During the last 5 years, a number of producers of cold-finished carbon bars have gone by the wayside, either through consolidation, shutdowns or bankruptcy. While executives of many of these companies have talked about transforming excess, antiquated capacity into a lean, technologically advanced industry, the industry source isn’t so sure that’s happening. In fact, he says the constraints on capacity are being masked by lower demand levels.
“There have been a number of plant shutdowns,” says the source. “In the case of one big industry player, they’ve gone from 12 cold-finished plants to three, and they’re not doing a lot of cold-finished bar. They’re mostly acting as a processing operation for their hot-rolled division to produce automotive orders.”
The source was referring to Republic Technologies, which, during the course of the last 15 years, has seen a number of transformations. Republic initially was a division of LTV Steel, but it was sold to employees as a way to pay down debt in LTV’s first Chapter 11 bankruptcy.
In the 1990s, Republic was merged into Bar Technologies. The Lorain, Ohio, operations of USS/Kobe Steel were soon added to the Republic mix, giving it plants throughout the country for both hot-rolled and cold-finished bars. Today, Republic has three hot-rolled facilities and three cold-finishing operations, all located in the Great Lakes region.

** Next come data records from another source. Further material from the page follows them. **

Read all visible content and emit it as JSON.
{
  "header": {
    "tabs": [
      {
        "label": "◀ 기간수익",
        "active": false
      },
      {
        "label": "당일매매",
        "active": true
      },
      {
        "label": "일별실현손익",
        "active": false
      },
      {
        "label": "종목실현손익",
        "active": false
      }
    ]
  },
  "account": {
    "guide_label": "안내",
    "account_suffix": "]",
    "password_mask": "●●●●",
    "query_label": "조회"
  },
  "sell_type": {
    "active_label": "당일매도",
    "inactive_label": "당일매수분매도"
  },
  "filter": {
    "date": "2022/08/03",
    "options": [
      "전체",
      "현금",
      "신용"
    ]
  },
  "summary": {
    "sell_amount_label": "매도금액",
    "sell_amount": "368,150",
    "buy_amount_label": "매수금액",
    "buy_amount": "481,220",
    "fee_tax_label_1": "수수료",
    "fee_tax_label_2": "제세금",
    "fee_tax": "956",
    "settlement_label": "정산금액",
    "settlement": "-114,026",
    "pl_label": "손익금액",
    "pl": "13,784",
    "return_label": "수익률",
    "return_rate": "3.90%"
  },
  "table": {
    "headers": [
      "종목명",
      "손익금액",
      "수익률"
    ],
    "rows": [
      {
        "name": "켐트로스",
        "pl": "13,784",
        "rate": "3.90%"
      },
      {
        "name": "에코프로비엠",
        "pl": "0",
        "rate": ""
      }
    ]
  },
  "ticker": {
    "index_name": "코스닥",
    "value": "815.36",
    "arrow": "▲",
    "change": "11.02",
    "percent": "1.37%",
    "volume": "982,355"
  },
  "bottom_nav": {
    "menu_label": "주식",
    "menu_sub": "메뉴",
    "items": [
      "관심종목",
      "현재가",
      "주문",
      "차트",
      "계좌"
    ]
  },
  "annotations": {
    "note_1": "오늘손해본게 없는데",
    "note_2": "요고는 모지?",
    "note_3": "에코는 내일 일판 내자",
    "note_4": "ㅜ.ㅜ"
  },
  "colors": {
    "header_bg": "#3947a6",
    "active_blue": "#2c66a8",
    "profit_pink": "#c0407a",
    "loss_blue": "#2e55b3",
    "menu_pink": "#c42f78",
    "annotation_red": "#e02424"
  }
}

Republic is an example of what happened overall in the cold-finished bar segment. About 20 cold-finished plants that were in existence in the late 1980s are no longer producing. The result has been fewer choices for the consumer, tighter supply and a move by some purchasing people to look abroad for qualified sources of cold-finished bar.
The “independent” producers of cold-finishing bar with no hot-rolled facilities—companies such as Niagara LaSalle, Baron Drawn Steel and Fort Howard Steel—are able to handle the orders coming in, says the industry source, because demand isn’t what it used to be. “Right now, nobody’s being pressed and the small shops can handle it. But what happens when demand goes back up?” he asks.It’s Not Easy To Start Up Again.
Indeed, Mr. Bradford says that even though there have been moves by investors and former steel industry executives to resurrect shuttered facilities, “it’s not an easy market to get back into. It takes a lot of metallurgical talent, plus a lot of time and money to get approved and get back off the ground.”
It’s true that supply is probably the most critical issue that procurement people are going to face in the coming years, and it will drive prices, according to the industry source. He also contends that when a precision machined products producer cannot get a specific grade, he or she is going to have to specify an alternative. The problem will come when, because of the consolidation and the elimination of product specialists, no one at the supplier will be able to offer specific alternative grades.
The result, the source says, is the precision machined products world will be split into two different buying camps. “There will be the guys who are going to be large buyers and will fill up their pipeline and keep supplies coming, and then there will be the smaller guys scrambling to find something to use.”
The industry analyst, Mr. Bradford, says that as consumers look to their suppliers, while price is a consideration, viability probably will play a much bigger role in vendor choices. “You want a guy who’s going to be there for a while,” he sums up.